岳成见李若云来了,高兴得蹦了起来,“太好了,李叔父来了,李叔父来了!爹爹和娘亲说你不来,不让我动筷,你既然来了,这下我可以吃了吧!”
妇人笑着摇摇头,起身迎了过去,“叔叔来了!你和当家的认识这么多年,亲哥俩那个感情都没你们好,何必总这么见外,还带东西呢!”

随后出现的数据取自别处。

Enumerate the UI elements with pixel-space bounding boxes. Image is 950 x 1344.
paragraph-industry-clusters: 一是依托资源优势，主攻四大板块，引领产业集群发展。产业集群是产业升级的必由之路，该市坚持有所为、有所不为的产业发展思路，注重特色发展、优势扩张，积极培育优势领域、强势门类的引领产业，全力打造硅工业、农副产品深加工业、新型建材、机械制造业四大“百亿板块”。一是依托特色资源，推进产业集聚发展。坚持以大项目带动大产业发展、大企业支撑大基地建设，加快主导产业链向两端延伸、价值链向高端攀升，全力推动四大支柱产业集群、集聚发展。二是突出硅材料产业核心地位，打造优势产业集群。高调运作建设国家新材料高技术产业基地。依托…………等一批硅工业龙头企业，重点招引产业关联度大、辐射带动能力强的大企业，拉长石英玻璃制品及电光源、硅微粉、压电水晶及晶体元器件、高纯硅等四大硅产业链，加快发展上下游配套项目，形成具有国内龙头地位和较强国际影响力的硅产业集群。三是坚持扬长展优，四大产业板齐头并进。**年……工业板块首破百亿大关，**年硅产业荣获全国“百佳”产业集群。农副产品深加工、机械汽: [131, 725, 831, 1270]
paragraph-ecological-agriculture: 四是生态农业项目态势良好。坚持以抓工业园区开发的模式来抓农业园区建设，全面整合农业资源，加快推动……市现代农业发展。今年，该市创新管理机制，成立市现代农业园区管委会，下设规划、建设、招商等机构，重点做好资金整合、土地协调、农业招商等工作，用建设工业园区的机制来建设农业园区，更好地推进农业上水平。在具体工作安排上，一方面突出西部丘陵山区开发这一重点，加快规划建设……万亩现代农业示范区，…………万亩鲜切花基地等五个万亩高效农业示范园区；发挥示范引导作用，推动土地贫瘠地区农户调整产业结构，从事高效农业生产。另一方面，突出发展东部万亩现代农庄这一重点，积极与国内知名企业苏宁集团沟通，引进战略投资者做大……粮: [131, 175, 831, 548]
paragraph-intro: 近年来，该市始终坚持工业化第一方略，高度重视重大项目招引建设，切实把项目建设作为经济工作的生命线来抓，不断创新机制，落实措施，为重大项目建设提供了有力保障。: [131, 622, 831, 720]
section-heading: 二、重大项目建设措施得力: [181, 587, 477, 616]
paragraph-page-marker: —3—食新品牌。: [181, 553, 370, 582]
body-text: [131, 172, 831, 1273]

“哈哈,嫂子玩笑了!不过是些吃食、玩具,又当得什么要紧?”李若云笑着走到岳成身边,弯下腰道:“成儿,你前几天不是说想要一把剑吗?叔父想了想,你现在年纪还小,要是给你一把开过刃的铁剑,你难免弄伤了自己,只好给你买了把木剑,喜欢吗?”
“喜欢!”岳成兴奋的接过木剑,回忆着李若云以往教过的招式,舞得倒还有模有样。三人望着小岳成舞剑,脸上无不露出笑意,岳淳更是笑道:“哈哈,不错,不错!你小子要是肯刻苦,照这样练下去,用不要几年一定比爹强!”
李若云微微颔首,道:“是啊!明日叔父就要和你爹离开银州了,我们走后你要好好练武,不可荒废。只有这样,有朝一日你才能像你敬仰的卫青、霍去病那般,百战百胜、封狼居胥!”

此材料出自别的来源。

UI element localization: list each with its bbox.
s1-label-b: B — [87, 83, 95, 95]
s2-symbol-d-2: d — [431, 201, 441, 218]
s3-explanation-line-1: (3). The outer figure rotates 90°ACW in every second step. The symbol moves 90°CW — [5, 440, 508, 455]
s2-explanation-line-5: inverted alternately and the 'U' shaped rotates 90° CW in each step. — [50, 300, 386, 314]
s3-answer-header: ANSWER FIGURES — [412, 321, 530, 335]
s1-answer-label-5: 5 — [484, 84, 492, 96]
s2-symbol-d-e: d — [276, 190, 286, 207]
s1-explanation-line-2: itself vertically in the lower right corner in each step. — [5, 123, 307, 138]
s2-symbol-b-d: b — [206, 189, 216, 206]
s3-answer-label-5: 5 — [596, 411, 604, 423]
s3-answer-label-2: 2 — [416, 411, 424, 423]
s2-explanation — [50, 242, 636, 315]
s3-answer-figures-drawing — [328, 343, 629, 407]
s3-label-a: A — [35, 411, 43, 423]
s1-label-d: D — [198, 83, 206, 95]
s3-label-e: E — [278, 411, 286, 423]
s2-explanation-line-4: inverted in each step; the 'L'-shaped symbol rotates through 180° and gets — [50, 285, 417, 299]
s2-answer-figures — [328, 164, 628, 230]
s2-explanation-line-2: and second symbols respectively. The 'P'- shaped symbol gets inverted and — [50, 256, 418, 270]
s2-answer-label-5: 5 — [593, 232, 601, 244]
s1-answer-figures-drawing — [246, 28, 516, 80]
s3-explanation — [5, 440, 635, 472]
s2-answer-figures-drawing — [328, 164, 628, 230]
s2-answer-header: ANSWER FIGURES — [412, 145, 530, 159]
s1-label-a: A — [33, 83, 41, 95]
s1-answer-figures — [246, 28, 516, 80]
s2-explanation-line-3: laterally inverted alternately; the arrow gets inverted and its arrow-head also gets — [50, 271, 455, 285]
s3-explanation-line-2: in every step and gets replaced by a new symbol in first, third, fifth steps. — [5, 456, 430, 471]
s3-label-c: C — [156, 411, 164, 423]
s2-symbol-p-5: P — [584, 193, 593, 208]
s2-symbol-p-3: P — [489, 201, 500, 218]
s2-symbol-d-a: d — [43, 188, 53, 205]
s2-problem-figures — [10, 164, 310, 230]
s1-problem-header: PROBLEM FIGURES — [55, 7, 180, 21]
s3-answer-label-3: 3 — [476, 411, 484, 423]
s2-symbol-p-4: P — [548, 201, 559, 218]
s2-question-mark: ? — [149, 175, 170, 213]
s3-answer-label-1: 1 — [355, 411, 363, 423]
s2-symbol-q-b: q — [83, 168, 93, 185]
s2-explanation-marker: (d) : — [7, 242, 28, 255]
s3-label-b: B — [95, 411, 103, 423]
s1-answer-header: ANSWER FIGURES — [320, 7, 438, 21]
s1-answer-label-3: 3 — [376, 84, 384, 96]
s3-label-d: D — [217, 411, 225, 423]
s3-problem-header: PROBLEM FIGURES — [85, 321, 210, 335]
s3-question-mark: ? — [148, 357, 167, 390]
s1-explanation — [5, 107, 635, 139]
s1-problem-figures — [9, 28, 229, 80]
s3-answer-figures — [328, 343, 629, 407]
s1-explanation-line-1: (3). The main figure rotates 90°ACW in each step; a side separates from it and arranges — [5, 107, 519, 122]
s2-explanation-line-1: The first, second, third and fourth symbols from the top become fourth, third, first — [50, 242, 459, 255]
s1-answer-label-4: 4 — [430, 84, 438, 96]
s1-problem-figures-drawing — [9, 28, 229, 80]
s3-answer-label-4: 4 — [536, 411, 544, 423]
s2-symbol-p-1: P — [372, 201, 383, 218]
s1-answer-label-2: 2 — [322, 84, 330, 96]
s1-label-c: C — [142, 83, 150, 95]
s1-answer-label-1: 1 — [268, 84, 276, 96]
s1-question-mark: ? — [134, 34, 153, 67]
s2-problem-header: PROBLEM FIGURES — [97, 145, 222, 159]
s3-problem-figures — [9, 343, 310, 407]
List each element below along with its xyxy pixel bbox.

岳成点点头,收了架势,却忽觉李若云话头不对,赶紧问道:“李叔父,你刚才说什么!你和爹爹要离开银州?你们要去哪,什么时候回来呀!”
李若云只当岳淳夫妇已把此事告诉了孩子,可经岳成一问才觉冒失,目光不由望向岳淳。岳淳倒也没太在意,想了想道:“成儿,咱们是银州人,祖上在这生活三代了对不对?如今呀,有一帮坏人要打咱们城池的主意,我们实力太弱,不是他们的对手,所以我和你李叔父要暂时离开这里。不过你放心,用不了多久,我们就会杀回来的,到时候爹爹还有叔父都不会离开你了!”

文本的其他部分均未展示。